On Aug. 17, the British ministry of defense confirmed it would purchase a third Airbus Defense & Space Zephyr S high-altitude pseudo-satellite in addition to two previously confirmed in February.
High-altitude pseudo-satellites — HAPS, for short — are super-lightweight unmanned aircraft that can linger around the stratosphere for weeks on end and act as localized satellites.
The Qinetiq team returned to Yuma Proving Ground with the new model in July 2010 where it once again smashed the endurance record. The aircraft managed more than 14 days of continuous flight — 336 hours and 22 minutes — at a maximum altitude of 70,740 feet.
Operating at a region of the atmosphere where most aircraft attempt to spend as little time as possible, Zephyr is subject to all sorts of engineering challenges.
At its operating ceiling, Zephyr flies high above the wind and weather, but it’s extremely vulnerable during its ascent and descent through the windy troposphere — the region of the atmosphere we inhabit.
During testing, Zephyr was only launched in perfect weather conditions— although Qinetiq press releases repeatedly played up the ground temperature and storms around the test days. But that is not to downplay the effects of the desert temperatures it faced on the ground.
From around 40º Celsius at launch, Zephyr’s ambient temperature would fall 2º Celsius per 1,000 feet.
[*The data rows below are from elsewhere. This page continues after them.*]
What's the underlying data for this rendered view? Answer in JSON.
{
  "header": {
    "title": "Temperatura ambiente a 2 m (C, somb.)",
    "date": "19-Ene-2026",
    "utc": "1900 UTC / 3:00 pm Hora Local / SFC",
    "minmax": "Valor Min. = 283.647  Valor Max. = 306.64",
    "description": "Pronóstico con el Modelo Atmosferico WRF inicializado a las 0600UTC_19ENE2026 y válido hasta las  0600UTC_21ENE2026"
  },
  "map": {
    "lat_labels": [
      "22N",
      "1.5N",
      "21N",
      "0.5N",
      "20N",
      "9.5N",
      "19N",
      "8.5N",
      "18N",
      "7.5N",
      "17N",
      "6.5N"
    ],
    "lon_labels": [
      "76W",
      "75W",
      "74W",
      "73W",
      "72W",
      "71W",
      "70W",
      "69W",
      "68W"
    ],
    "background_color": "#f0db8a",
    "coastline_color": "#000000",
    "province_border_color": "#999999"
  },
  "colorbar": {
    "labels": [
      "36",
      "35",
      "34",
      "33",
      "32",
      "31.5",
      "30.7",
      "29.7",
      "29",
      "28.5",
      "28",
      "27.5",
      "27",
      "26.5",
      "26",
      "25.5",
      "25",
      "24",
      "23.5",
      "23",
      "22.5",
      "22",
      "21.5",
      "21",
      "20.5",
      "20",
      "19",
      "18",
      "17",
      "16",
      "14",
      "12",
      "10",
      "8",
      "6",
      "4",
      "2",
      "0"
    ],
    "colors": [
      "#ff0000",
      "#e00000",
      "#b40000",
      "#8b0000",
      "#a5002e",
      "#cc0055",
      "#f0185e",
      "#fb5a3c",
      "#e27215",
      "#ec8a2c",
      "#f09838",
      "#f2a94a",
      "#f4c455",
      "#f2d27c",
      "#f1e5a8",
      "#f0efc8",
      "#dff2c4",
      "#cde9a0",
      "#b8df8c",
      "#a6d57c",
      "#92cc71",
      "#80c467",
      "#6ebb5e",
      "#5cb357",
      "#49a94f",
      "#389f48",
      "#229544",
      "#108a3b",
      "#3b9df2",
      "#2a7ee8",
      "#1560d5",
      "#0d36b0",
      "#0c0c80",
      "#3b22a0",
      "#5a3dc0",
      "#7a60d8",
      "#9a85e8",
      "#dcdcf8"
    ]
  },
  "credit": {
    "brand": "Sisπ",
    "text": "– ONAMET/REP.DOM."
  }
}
But the aircraft mostly flies in and around the ozone layer, which absorbs the sun’s ultraviolet light and emits the energy as heat. As a result, the ambient air temperature actually begins to rise once Zephyr ascends past 65,000 feet.
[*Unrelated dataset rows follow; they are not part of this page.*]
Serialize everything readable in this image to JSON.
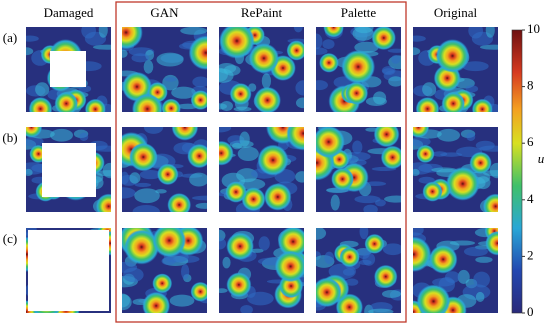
{
  "columns": [
    "Damaged",
    "GAN",
    "RePaint",
    "Palette",
    "Original"
  ],
  "rows": [
    "(a)",
    "(b)",
    "(c)"
  ],
  "colorbar": {
    "label": "u",
    "lim": [
      0,
      10
    ],
    "ticks": [
      0,
      2,
      4,
      6,
      8,
      10
    ]
  }
}
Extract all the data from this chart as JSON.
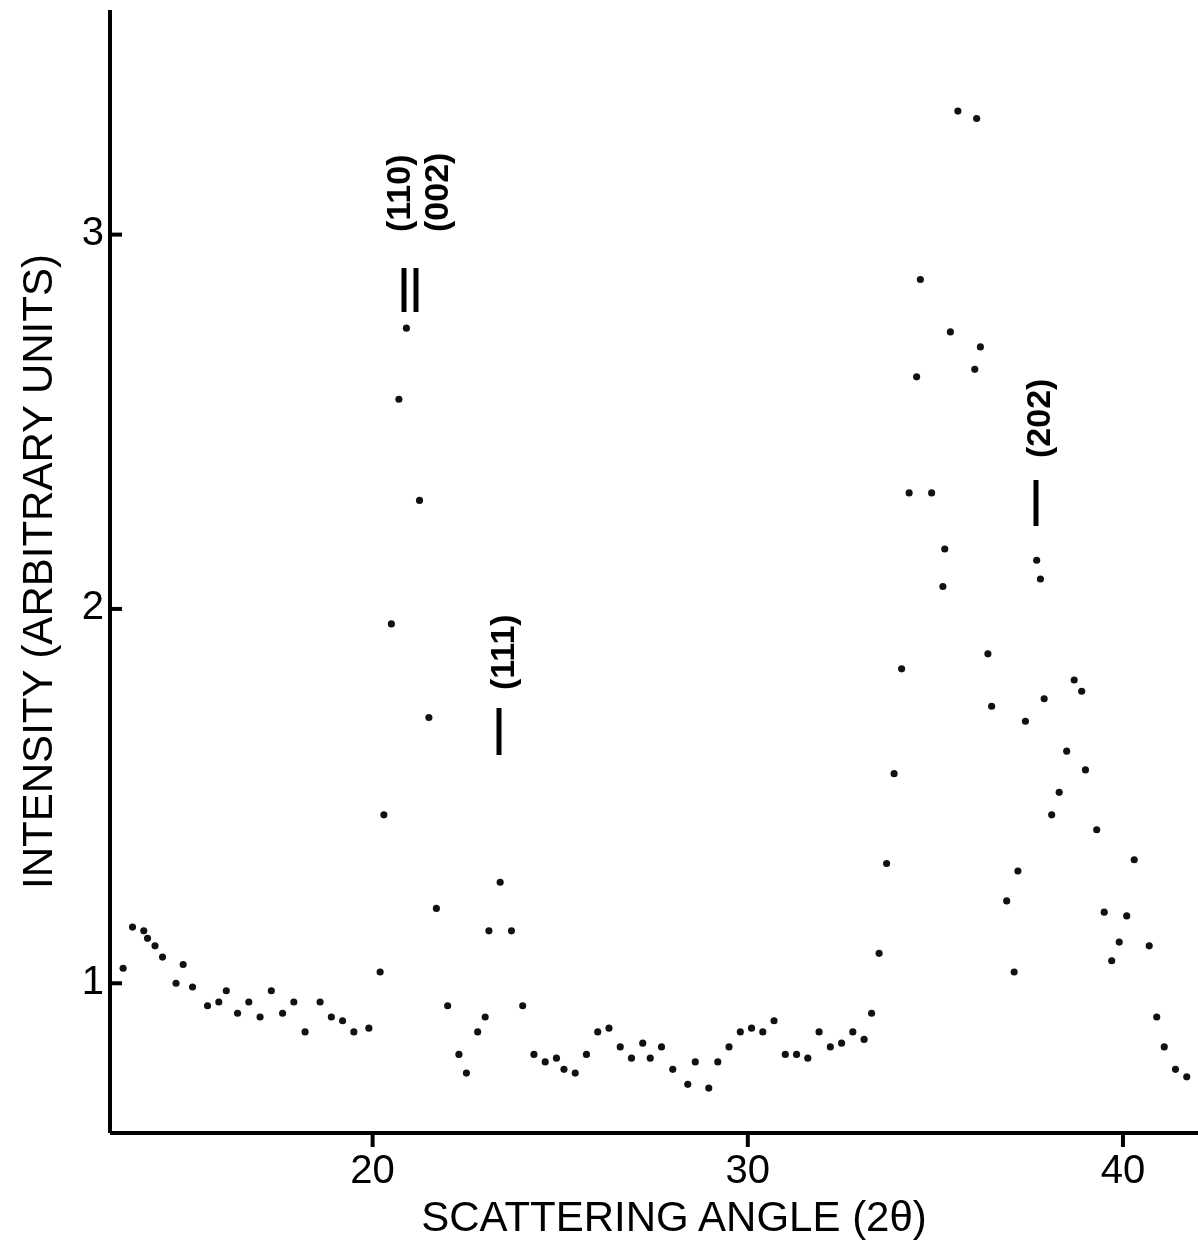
{
  "chart_data": {
    "type": "scatter",
    "xlabel": "SCATTERING ANGLE (2θ)",
    "ylabel": "INTENSITY (ARBITRARY UNITS)",
    "xlim": [
      13,
      42
    ],
    "ylim": [
      0.6,
      3.6
    ],
    "xticks": [
      20,
      30,
      40
    ],
    "yticks": [
      1,
      2,
      3
    ],
    "marker": "circle",
    "annotations": [
      "(110)",
      "(002)",
      "(111)",
      "(202)"
    ],
    "series": [
      {
        "color": "#111111",
        "x": [
          13.35,
          13.6,
          13.9,
          14.0,
          14.2,
          14.4,
          14.76,
          14.95,
          15.2,
          15.6,
          15.9,
          16.1,
          16.4,
          16.7,
          17.0,
          17.3,
          17.6,
          17.9,
          18.2,
          18.6,
          18.9,
          19.2,
          19.5,
          19.9,
          20.2,
          20.3,
          20.5,
          20.7,
          20.9,
          21.25,
          21.5,
          21.7,
          22.0,
          22.3,
          22.5,
          22.8,
          23.0,
          23.1,
          23.4,
          23.7,
          24.0,
          24.3,
          24.6,
          24.9,
          25.1,
          25.4,
          25.7,
          26.0,
          26.3,
          26.6,
          26.9,
          27.2,
          27.4,
          27.7,
          28.0,
          28.4,
          28.6,
          28.96,
          29.2,
          29.5,
          29.8,
          30.1,
          30.4,
          30.7,
          31.0,
          31.3,
          31.6,
          31.9,
          32.2,
          32.5,
          32.8,
          33.1,
          33.3,
          33.5,
          33.7,
          33.9,
          34.1,
          34.3,
          34.5,
          34.6,
          34.9,
          35.2,
          35.25,
          35.4,
          35.6,
          36.1,
          36.05,
          36.2,
          36.4,
          36.5,
          36.9,
          37.1,
          37.2,
          37.4,
          37.7,
          37.8,
          37.9,
          38.1,
          38.3,
          38.5,
          38.7,
          38.9,
          39.0,
          39.3,
          39.5,
          39.7,
          39.9,
          40.1,
          40.3,
          40.7,
          40.9,
          41.1,
          41.4,
          41.7
        ],
        "values": [
          1.04,
          1.15,
          1.14,
          1.12,
          1.1,
          1.07,
          1.0,
          1.05,
          0.99,
          0.94,
          0.95,
          0.98,
          0.92,
          0.95,
          0.91,
          0.98,
          0.92,
          0.95,
          0.87,
          0.95,
          0.91,
          0.9,
          0.87,
          0.88,
          1.03,
          1.45,
          1.96,
          2.56,
          2.75,
          2.29,
          1.71,
          1.2,
          0.94,
          0.81,
          0.76,
          0.87,
          0.91,
          1.14,
          1.27,
          1.14,
          0.94,
          0.81,
          0.79,
          0.8,
          0.77,
          0.76,
          0.81,
          0.87,
          0.88,
          0.83,
          0.8,
          0.84,
          0.8,
          0.83,
          0.77,
          0.73,
          0.79,
          0.72,
          0.79,
          0.83,
          0.87,
          0.88,
          0.87,
          0.9,
          0.81,
          0.81,
          0.8,
          0.87,
          0.83,
          0.84,
          0.87,
          0.85,
          0.92,
          1.08,
          1.32,
          1.56,
          1.84,
          2.31,
          2.62,
          2.88,
          2.31,
          2.06,
          2.16,
          2.74,
          3.33,
          3.31,
          2.64,
          2.7,
          1.88,
          1.74,
          1.22,
          1.03,
          1.3,
          1.7,
          2.13,
          2.08,
          1.76,
          1.45,
          1.51,
          1.62,
          1.81,
          1.78,
          1.57,
          1.41,
          1.19,
          1.06,
          1.11,
          1.18,
          1.33,
          1.1,
          0.91,
          0.83,
          0.77,
          0.75
        ]
      }
    ]
  }
}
When night falls, the aircraft must descend to 45,000 feet to conserve power by flying in more dense air. Here the temperature falls to as low as -80º Celsius. This extreme cold can cause components to become brittle, affect electronics and cause metal components to contract.
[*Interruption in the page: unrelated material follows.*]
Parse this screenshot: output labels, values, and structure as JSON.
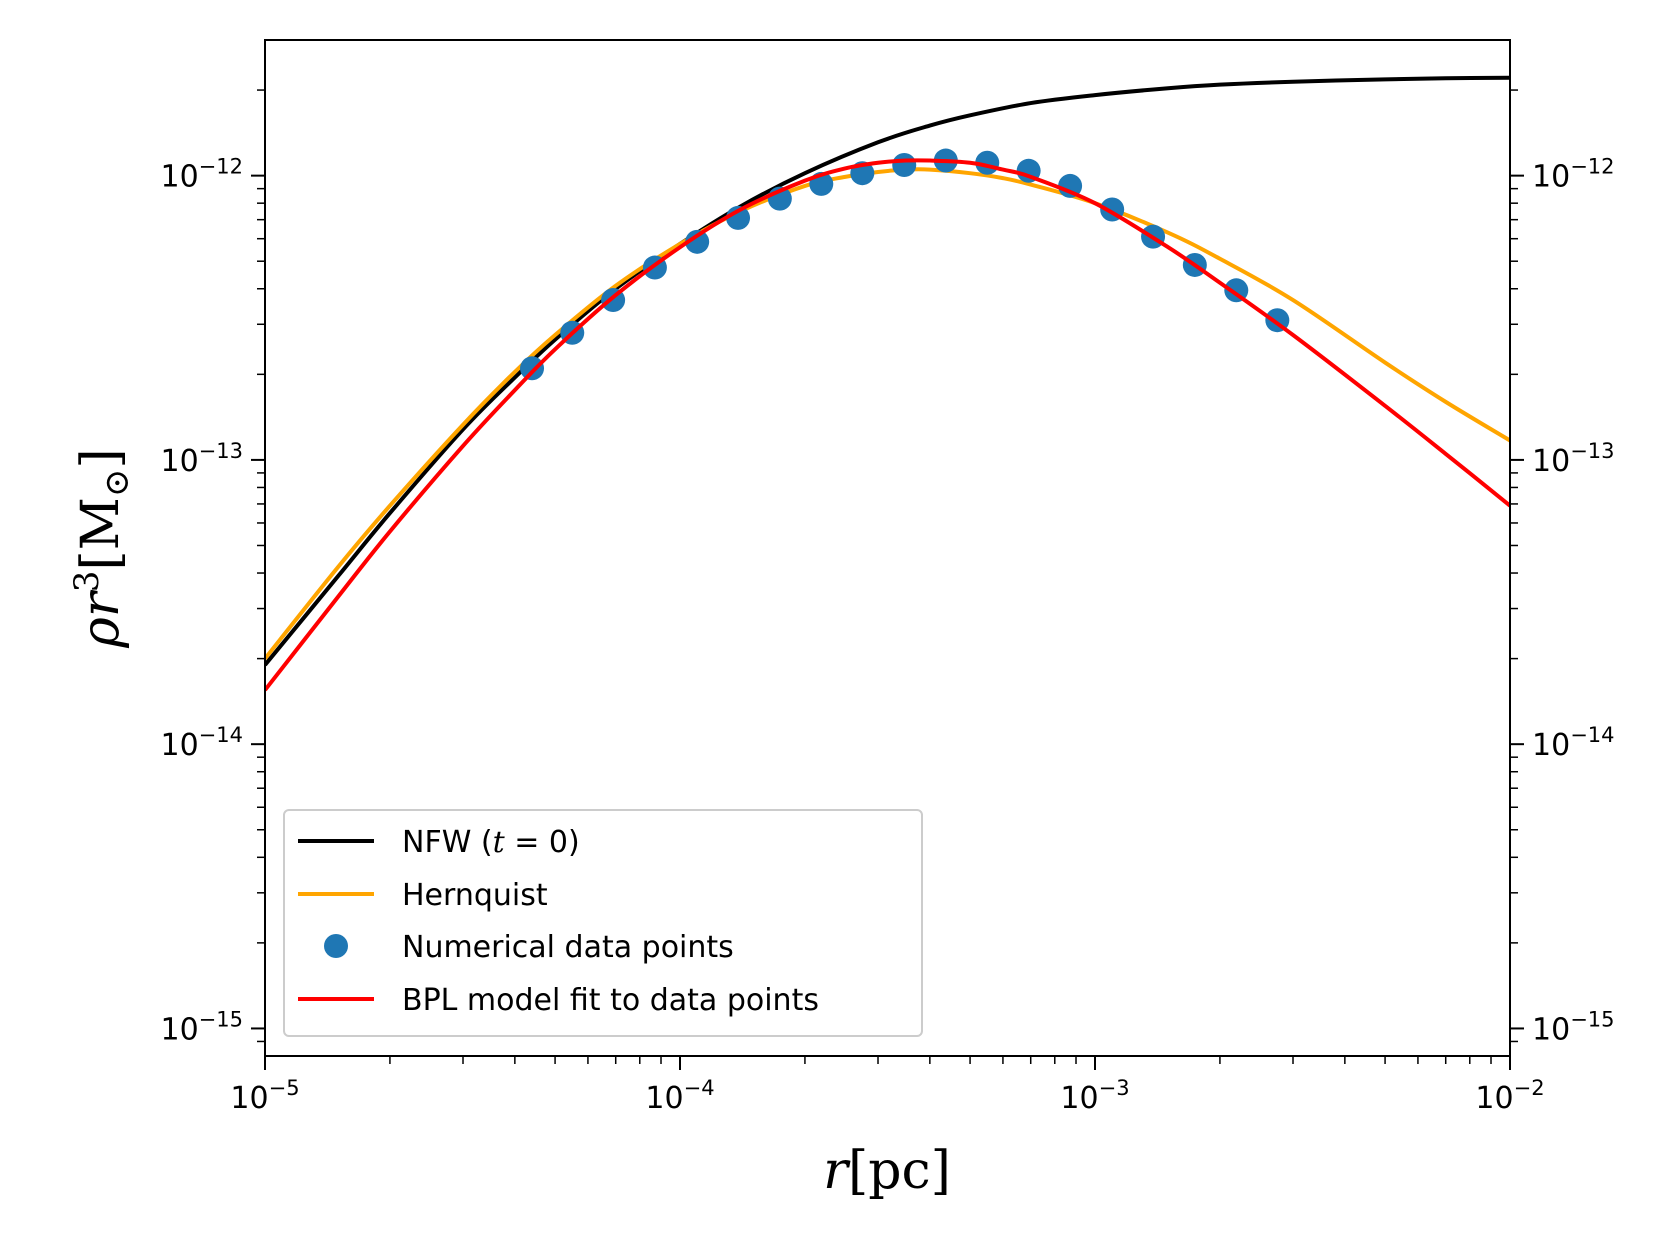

The engineers chose to insulate and heat components to protect them, even though that increased Zephyr’s weight. But given these extreme temperatures, it isn’t possible to fully protect each component from thermally-generated expansion and contraction.
Cosmic rays — energetic particles emanating from space — are an additional threat to the platform’s electronics. Zephyr operates right in the peak region for cosmic radiation. These rays can cause data corruption and critical electronic faults and it is unclear how much shielding Zephyr 7 carried to protect against this threat but it reportedly hasn’t suffered any ill effects … yet.
Zephyr operators will also face challenges resulting from its solar-power generation. The amount of solar energy available to any given surface area varies by latitude and date. The tropics offer the most energy, but the farther from the equator you go, the more significant the drop-off in available energy during winter.